En parte lo entiendo. Habíamos hecho un trato. Uno de esos que sellas con una lágrima y un poco de tinta azul. Hace tantos años ya… prometí escribir sólo lo que sentía. Sólo lo malo. Lo oscuro. Como mi caja de Pandora. Y releer todo cada vez que la niña que juega al escondite con mi madurez la llevara. Cada vez que a mí me tocara esconderme en un recuerdo que allí había quedado plasmado por su letra irregular. Y hacerlo en uno que doliese, uno en el que le costara encontrarme.

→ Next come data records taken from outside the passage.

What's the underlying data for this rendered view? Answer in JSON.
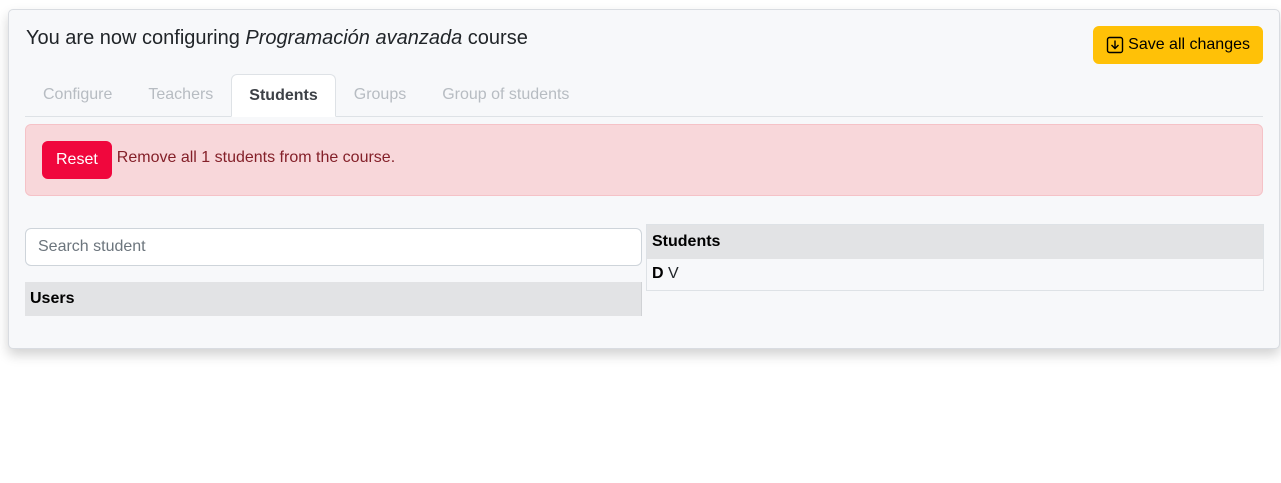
{
  "header": {
    "title_prefix": "You are now configuring",
    "course_name": "Programación avanzada",
    "title_suffix": "course",
    "save_label": "Save all changes",
    "save_icon": "download-icon"
  },
  "tabs": [
    {
      "label": "Configure",
      "active": false
    },
    {
      "label": "Teachers",
      "active": false
    },
    {
      "label": "Students",
      "active": true
    },
    {
      "label": "Groups",
      "active": false
    },
    {
      "label": "Group of students",
      "active": false
    }
  ],
  "alert": {
    "reset_label": "Reset",
    "message": "Remove all 1 students from the course."
  },
  "search": {
    "placeholder": "Search student",
    "value": ""
  },
  "users_table": {
    "header": "Users",
    "rows": []
  },
  "students_table": {
    "header": "Students",
    "rows": [
      {
        "initial": "D",
        "name": "V"
      }
    ]
  },
  "colors": {
    "accent_yellow": "#ffc107",
    "danger_red": "#f0073d",
    "alert_bg": "#f8d7da",
    "alert_text": "#842029"
  }
}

Uno que le hiciera caer para levantarse. Como una vacuna contra la debilidad.
Pero mamá, la última vez que me tocó ser la parte que juega con las sombras, algo cambió. Me dio pena; le costó encontrarme. Quizás demasiado. Yo estaba allí, con aquel recuerdo cubriéndome como una capa de invisibilidad, esperando con la mirada ansiosa para verla aparecer con su pelo corto y sus ojos marrones, ver en ellos la misma expresión que los míos. Y lo hizo. Pero fue justo cuando llegó a mí cuando pude ver que aquello había sido demasiado. Yo me había pasado de la raya, aquella que una vez dibujamos con una tiza que encontramos en aquel patio del colegio y que habíamos guardado con tanto recelo. La que escribió con tinta sobre las hojas de dibujos del pequeño álbum de memorias. Había ido a la parte prohibida de nuestra biblioteca de recuerdos y había estado jugando con los libros de la alquimia más peligrosa.

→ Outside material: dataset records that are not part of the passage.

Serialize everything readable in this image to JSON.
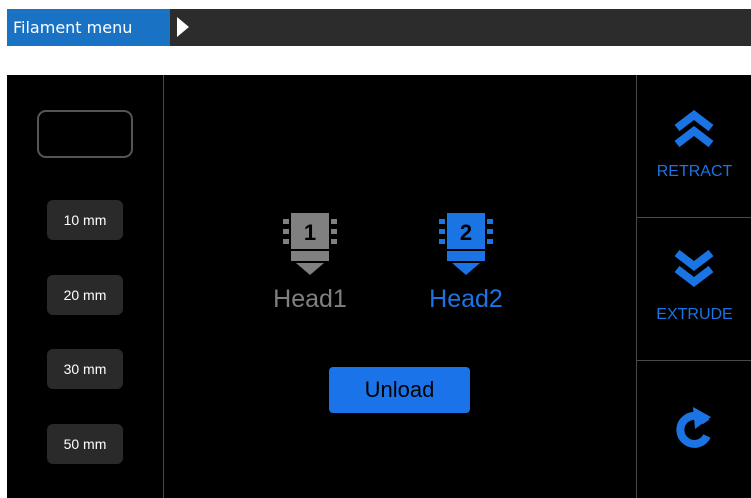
{
  "header": {
    "title": "Filament menu",
    "arrow_icon": "chevron-right-icon"
  },
  "left": {
    "amount_value": "",
    "steps": [
      "10 mm",
      "20 mm",
      "30 mm",
      "50 mm"
    ]
  },
  "heads": [
    {
      "label": "Head1",
      "number": "1",
      "color": "#808080",
      "selected": false
    },
    {
      "label": "Head2",
      "number": "2",
      "color": "#1b74e4",
      "selected": true
    }
  ],
  "unload_label": "Unload",
  "right": {
    "retract_label": "RETRACT",
    "retract_icon": "double-chevron-up-icon",
    "extrude_label": "EXTRUDE",
    "extrude_icon": "double-chevron-down-icon",
    "reset_icon": "refresh-icon"
  },
  "colors": {
    "accent": "#1a73e8",
    "title_bar": "#2c2c2c",
    "title_label_bg": "#1a72c5",
    "screen_bg": "#000000",
    "inactive": "#808080"
  }
}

Y me miró, mamá, me miró con sus ojos llenos de lágrimas. Y con dolor. Entonces miré más allá de ellos. Vi el sufrimiento, vi el cansancio. Y yo también lo sentí, ¿sabes? Y decidimos quedarnos las dos allí, acurrucadas una junto a la otra, en un pequeño rincón, dejando que más y más oscuridad cayera sobre nosotras, intentando ignorarla, simplemente abrazándonos la una a la otra. Justo como tú solías hacer conmigo las noches en que ni mi peluche favorito podía ahuyentar las sombras de las pesadillas. Y nos quedamos allí el tiempo que hizo falta. El tiempo que ella necesitó. El que yo necesité. Y es que jugar durante dieciocho años al escondite cansa más de lo que jamás pude imaginar cuando empezamos.

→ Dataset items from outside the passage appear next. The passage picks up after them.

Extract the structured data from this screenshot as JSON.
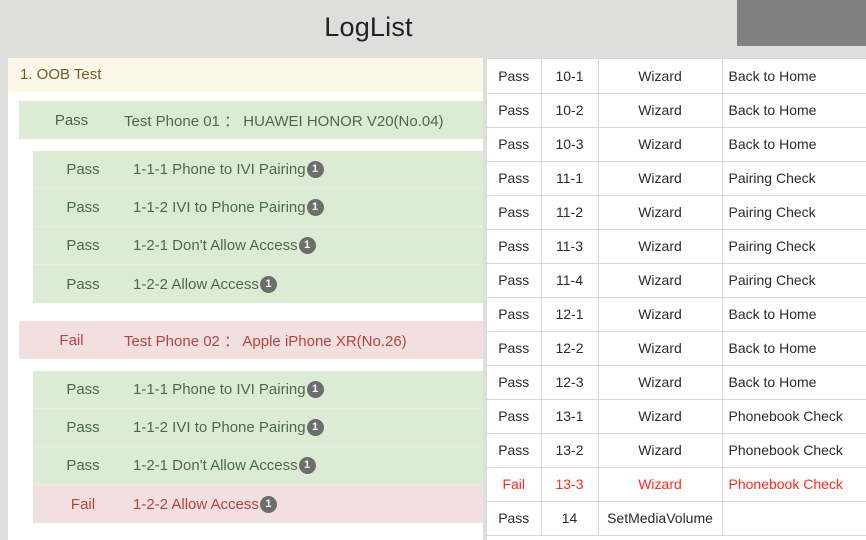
{
  "header": {
    "title": "LogList",
    "accent_panel_color": "#808080",
    "background_color": "#dededd"
  },
  "colors": {
    "pass_bg": "#dcecd4",
    "pass_text": "#4a6b49",
    "fail_bg": "#f2dfe0",
    "fail_text": "#b6443f",
    "section_bg": "#fdf7e8",
    "section_text": "#6f5a2c",
    "table_fail_text": "#ff2a21",
    "badge_bg": "#6d6d6d"
  },
  "left_panel": {
    "section": {
      "title": "1. OOB Test"
    },
    "phones": [
      {
        "status": "Pass",
        "state": "pass",
        "label": "Test Phone 01 ： HUAWEI HONOR V20(No.04)",
        "tests": [
          {
            "status": "Pass",
            "state": "pass",
            "label": "1-1-1 Phone to IVI Pairing",
            "badge": "1"
          },
          {
            "status": "Pass",
            "state": "pass",
            "label": "1-1-2 IVI to Phone Pairing",
            "badge": "1"
          },
          {
            "status": "Pass",
            "state": "pass",
            "label": "1-2-1 Don't Allow Access",
            "badge": "1"
          },
          {
            "status": "Pass",
            "state": "pass",
            "label": "1-2-2 Allow Access",
            "badge": "1"
          }
        ]
      },
      {
        "status": "Fail",
        "state": "fail",
        "label": "Test Phone 02 ： Apple iPhone XR(No.26)",
        "tests": [
          {
            "status": "Pass",
            "state": "pass",
            "label": "1-1-1 Phone to IVI Pairing",
            "badge": "1"
          },
          {
            "status": "Pass",
            "state": "pass",
            "label": "1-1-2 IVI to Phone Pairing",
            "badge": "1"
          },
          {
            "status": "Pass",
            "state": "pass",
            "label": "1-2-1 Don't Allow Access",
            "badge": "1"
          },
          {
            "status": "Fail",
            "state": "fail",
            "label": "1-2-2 Allow Access",
            "badge": "1"
          }
        ]
      }
    ]
  },
  "right_table": {
    "rows": [
      {
        "status": "Pass",
        "state": "pass",
        "id": "10-1",
        "module": "Wizard",
        "description": "Back to Home"
      },
      {
        "status": "Pass",
        "state": "pass",
        "id": "10-2",
        "module": "Wizard",
        "description": "Back to Home"
      },
      {
        "status": "Pass",
        "state": "pass",
        "id": "10-3",
        "module": "Wizard",
        "description": "Back to Home"
      },
      {
        "status": "Pass",
        "state": "pass",
        "id": "11-1",
        "module": "Wizard",
        "description": "Pairing Check"
      },
      {
        "status": "Pass",
        "state": "pass",
        "id": "11-2",
        "module": "Wizard",
        "description": "Pairing Check"
      },
      {
        "status": "Pass",
        "state": "pass",
        "id": "11-3",
        "module": "Wizard",
        "description": "Pairing Check"
      },
      {
        "status": "Pass",
        "state": "pass",
        "id": "11-4",
        "module": "Wizard",
        "description": "Pairing Check"
      },
      {
        "status": "Pass",
        "state": "pass",
        "id": "12-1",
        "module": "Wizard",
        "description": "Back to Home"
      },
      {
        "status": "Pass",
        "state": "pass",
        "id": "12-2",
        "module": "Wizard",
        "description": "Back to Home"
      },
      {
        "status": "Pass",
        "state": "pass",
        "id": "12-3",
        "module": "Wizard",
        "description": "Back to Home"
      },
      {
        "status": "Pass",
        "state": "pass",
        "id": "13-1",
        "module": "Wizard",
        "description": "Phonebook Check"
      },
      {
        "status": "Pass",
        "state": "pass",
        "id": "13-2",
        "module": "Wizard",
        "description": "Phonebook Check"
      },
      {
        "status": "Fail",
        "state": "fail",
        "id": "13-3",
        "module": "Wizard",
        "description": "Phonebook Check"
      },
      {
        "status": "Pass",
        "state": "pass",
        "id": "14",
        "module": "SetMediaVolume",
        "description": ""
      }
    ]
  }
}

Pero justo entonces, cuando ya nuestros ojos parecían no tener la fuerza suficiente para abrirse de nuevo, cuando habíamos decidido que aquel estado sería permanente, fue cuando algo nos hizo abrirlos. Mamá, era como el primer día de otoño, ese que tanto nos gusta, en el que el frío se mezcla con el cálido de las hojas de otoño, y una especie de felicidad se instala en tu pecho. Eran ellos. Un grupo de personas, que parecían haber aparecido de la nada, de materializarse junto a nosotras. No podría decirte si habían estado allí el tiempo suficiente como para haber visto cómo nuestras ropas se desgastaban, y nuestro ánimo era engullido por las polillas de la desilusión, pero ahí estaban. Y mamá… le dieron fuerza. Se levantó, dejándome ahí, mirando desde las profundidades de nuestro pozo. Le sacaron una sonrisa. Pero no la que yo había visto en nuestras largas horas de juegos en el patio de la memoria. No. Esta era diferente. Era de verdad. Tenías que ver cómo se le iluminó la cara cuando la primera de ellas se acercó y la alzó en brazos como si no pesara nada, mientras su larga melena rizada le hacía cosquillas en las mejillas, enrojeciéndolas. Y cómo después, tras dejarla en el suelo, uno a uno se acercaron los demás. Al principio pensé en tirar de ella, al verla observarlo todo con perplejidad, con lo que pensé que era una pizca de miedo, para huir como siempre habíamos hecho. Pero entonces la escuché. Antes de poder levantar la vista, mis ojos se llenaron de emoción, mamá. El sonido de su risa. Jamás pensé que volvería a oírlo de esa manera. Tan nítida, tan sencilla, tan compleja, tan suya. Como cuando la sentabas en aquella pequeña hamaquita y le hacías carantoñas. Como las fotos que están colgadas en casa de la abuela.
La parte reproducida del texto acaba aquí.